IPSE outlines the “debt crisis” among freelancers who were excluded from support. It has urged government to “prepare now” in case there are restrictions to come and more support is needed for self-employed people.
IPSE research has shown that two out of three freelancers’ businesses (67%) were negatively affected by the pandemic and that almost half (47%) saw a decrease of over 40 per cent in turnover.
However, there were significant gaps in support for the sector, leading to almost one in four freelancers (23%) taking on credit card debt to get by.
IPSE research also showed one in seven (14%) used their overdrafts to get by, while more than a quarter (27%) used up all their savings during the pandemic.
Andy Chamberlain, director of policy at IPSE, said: “While the Self-Employment Income Support Scheme (SEISS) has been a vital lifeline for many self-employed people, it cannot be ignored that many others were unable to access it.
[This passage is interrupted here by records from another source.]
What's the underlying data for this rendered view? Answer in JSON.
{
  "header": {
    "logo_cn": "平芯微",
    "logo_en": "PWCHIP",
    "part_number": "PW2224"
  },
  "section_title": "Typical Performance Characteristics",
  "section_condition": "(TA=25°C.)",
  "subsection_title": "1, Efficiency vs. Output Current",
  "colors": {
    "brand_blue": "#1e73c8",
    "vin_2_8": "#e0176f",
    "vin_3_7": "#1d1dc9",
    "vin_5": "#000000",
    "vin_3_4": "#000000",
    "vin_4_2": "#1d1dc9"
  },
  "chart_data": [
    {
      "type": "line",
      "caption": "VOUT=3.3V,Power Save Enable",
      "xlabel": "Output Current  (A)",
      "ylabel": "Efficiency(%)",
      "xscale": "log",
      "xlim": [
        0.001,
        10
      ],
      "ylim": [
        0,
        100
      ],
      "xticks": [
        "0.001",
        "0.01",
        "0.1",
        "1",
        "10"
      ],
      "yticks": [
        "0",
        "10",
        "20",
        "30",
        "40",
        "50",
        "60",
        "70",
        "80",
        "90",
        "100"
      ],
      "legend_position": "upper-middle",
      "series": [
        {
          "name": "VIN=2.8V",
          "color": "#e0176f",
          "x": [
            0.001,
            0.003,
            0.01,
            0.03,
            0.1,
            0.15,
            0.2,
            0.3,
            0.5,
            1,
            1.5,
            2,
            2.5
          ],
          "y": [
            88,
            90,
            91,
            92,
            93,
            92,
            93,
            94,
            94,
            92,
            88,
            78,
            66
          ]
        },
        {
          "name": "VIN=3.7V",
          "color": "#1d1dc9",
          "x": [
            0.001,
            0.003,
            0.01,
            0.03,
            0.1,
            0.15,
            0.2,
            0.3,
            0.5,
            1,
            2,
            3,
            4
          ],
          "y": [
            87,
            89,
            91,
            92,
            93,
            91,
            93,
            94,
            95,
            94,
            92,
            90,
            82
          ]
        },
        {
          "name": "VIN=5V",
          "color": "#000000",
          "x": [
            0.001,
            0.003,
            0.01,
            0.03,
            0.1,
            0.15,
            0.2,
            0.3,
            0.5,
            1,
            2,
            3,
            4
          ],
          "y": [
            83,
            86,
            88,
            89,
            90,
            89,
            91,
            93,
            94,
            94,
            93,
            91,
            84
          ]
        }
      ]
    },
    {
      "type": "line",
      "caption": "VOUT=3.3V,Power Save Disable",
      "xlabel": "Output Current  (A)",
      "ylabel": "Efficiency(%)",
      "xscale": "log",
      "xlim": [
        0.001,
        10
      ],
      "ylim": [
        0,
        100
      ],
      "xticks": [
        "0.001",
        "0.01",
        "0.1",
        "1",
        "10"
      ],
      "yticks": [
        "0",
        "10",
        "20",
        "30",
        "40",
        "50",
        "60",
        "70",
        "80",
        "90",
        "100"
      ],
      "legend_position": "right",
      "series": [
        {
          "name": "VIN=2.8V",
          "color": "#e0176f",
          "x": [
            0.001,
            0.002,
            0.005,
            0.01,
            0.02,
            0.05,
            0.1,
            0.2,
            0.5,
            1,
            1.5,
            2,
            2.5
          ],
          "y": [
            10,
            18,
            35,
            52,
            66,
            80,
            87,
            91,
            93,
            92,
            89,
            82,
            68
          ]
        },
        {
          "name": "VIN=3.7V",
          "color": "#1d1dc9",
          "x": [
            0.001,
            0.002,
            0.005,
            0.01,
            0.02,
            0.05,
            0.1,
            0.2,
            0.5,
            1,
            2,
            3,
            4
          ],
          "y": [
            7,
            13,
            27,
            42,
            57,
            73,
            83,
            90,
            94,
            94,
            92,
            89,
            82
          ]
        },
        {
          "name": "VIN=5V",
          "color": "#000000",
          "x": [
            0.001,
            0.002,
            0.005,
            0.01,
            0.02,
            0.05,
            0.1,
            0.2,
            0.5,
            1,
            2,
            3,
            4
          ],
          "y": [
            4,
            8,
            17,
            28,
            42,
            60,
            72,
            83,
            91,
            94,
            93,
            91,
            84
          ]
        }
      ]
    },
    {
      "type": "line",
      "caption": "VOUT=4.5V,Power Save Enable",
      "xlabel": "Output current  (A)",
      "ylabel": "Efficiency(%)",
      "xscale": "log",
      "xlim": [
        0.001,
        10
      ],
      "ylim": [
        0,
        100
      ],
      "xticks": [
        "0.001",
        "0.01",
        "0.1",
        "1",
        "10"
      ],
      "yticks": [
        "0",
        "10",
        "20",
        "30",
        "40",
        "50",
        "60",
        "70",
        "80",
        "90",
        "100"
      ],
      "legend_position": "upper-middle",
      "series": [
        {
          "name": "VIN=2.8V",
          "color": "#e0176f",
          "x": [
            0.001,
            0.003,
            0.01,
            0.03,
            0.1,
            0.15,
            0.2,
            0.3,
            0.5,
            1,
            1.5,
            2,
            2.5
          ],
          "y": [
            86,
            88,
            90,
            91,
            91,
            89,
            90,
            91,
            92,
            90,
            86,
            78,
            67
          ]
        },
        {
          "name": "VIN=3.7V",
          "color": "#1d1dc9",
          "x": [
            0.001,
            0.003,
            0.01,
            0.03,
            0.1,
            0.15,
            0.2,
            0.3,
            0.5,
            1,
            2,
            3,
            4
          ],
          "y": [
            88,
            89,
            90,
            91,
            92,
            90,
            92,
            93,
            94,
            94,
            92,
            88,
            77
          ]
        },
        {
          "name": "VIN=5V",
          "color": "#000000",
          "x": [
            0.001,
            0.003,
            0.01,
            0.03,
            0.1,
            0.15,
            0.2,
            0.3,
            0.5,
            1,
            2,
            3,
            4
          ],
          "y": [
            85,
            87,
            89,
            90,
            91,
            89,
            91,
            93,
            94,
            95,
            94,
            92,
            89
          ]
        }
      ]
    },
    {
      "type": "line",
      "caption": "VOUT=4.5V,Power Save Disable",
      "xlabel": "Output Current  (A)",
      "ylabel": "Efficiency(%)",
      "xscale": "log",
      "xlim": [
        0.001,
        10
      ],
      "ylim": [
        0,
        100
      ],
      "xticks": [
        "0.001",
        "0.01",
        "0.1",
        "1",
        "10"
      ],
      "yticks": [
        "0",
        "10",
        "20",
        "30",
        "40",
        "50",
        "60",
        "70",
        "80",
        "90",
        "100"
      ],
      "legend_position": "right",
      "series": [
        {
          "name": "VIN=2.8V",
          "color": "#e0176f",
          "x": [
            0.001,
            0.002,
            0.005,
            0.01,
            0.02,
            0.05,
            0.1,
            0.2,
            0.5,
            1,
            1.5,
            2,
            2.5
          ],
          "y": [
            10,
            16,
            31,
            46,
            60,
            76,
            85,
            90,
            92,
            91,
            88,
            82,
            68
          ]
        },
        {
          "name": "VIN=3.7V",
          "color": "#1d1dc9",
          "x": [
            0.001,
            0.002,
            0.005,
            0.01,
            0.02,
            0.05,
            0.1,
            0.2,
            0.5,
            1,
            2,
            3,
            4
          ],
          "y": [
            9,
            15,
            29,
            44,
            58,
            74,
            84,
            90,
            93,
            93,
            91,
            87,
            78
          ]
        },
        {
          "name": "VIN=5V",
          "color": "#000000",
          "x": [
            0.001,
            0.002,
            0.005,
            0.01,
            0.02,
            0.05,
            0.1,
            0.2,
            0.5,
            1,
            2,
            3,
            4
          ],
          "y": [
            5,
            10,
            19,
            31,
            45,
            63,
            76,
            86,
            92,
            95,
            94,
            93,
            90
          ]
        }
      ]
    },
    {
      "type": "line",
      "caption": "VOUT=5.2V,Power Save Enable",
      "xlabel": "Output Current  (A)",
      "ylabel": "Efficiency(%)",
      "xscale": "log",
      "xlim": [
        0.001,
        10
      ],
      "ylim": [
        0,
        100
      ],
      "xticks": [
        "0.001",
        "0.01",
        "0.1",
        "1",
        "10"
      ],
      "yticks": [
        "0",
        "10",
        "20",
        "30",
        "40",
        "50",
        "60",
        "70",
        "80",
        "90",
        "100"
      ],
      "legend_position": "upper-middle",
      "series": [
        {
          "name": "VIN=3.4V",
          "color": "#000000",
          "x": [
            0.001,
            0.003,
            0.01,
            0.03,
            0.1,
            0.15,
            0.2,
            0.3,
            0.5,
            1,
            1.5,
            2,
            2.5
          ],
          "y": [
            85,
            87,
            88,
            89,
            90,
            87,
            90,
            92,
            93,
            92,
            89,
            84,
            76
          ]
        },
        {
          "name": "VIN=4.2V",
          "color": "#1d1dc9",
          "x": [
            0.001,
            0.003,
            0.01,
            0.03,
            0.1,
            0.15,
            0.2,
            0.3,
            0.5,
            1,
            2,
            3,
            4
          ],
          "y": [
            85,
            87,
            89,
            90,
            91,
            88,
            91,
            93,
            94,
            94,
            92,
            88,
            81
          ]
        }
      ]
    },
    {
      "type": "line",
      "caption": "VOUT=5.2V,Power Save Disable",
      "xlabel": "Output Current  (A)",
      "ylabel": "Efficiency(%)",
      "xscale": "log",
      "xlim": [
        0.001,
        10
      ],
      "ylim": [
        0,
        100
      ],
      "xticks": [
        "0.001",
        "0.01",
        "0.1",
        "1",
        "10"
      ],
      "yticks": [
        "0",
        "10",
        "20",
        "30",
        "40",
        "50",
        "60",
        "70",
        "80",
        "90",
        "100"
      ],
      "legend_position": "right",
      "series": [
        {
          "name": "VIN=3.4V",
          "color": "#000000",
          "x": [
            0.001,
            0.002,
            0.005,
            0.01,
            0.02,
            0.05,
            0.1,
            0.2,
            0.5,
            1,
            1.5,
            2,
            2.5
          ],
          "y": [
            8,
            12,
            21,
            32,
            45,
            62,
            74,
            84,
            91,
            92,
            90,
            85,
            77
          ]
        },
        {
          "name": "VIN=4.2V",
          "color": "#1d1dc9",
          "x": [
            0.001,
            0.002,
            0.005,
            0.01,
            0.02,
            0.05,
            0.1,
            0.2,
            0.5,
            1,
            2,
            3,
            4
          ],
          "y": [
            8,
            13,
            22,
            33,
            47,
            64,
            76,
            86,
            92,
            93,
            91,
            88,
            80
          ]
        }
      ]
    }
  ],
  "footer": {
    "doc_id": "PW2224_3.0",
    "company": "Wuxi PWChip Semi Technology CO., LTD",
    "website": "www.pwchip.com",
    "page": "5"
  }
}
“There were approximately 1.5 million newly self-employed people, limited company directors and others who were excluded. (The total including other worker groups may run up to over 3 million.)
“These excluded groups have now been driven into a debt crisis, and we urge government to look at the situation and consider debt relief measures to get these freelancers back on their feet.
“SEISS may be ending, but the financial consequences of the pandemic – and of the exclusion of so many freelancers from support – will be felt for years to come.
“We also urge government to plan now for better support if there are renewed restrictions this winter.
“The exclusion debacle was a disaster for millions of freelancers and others across the country: this must not happen again.”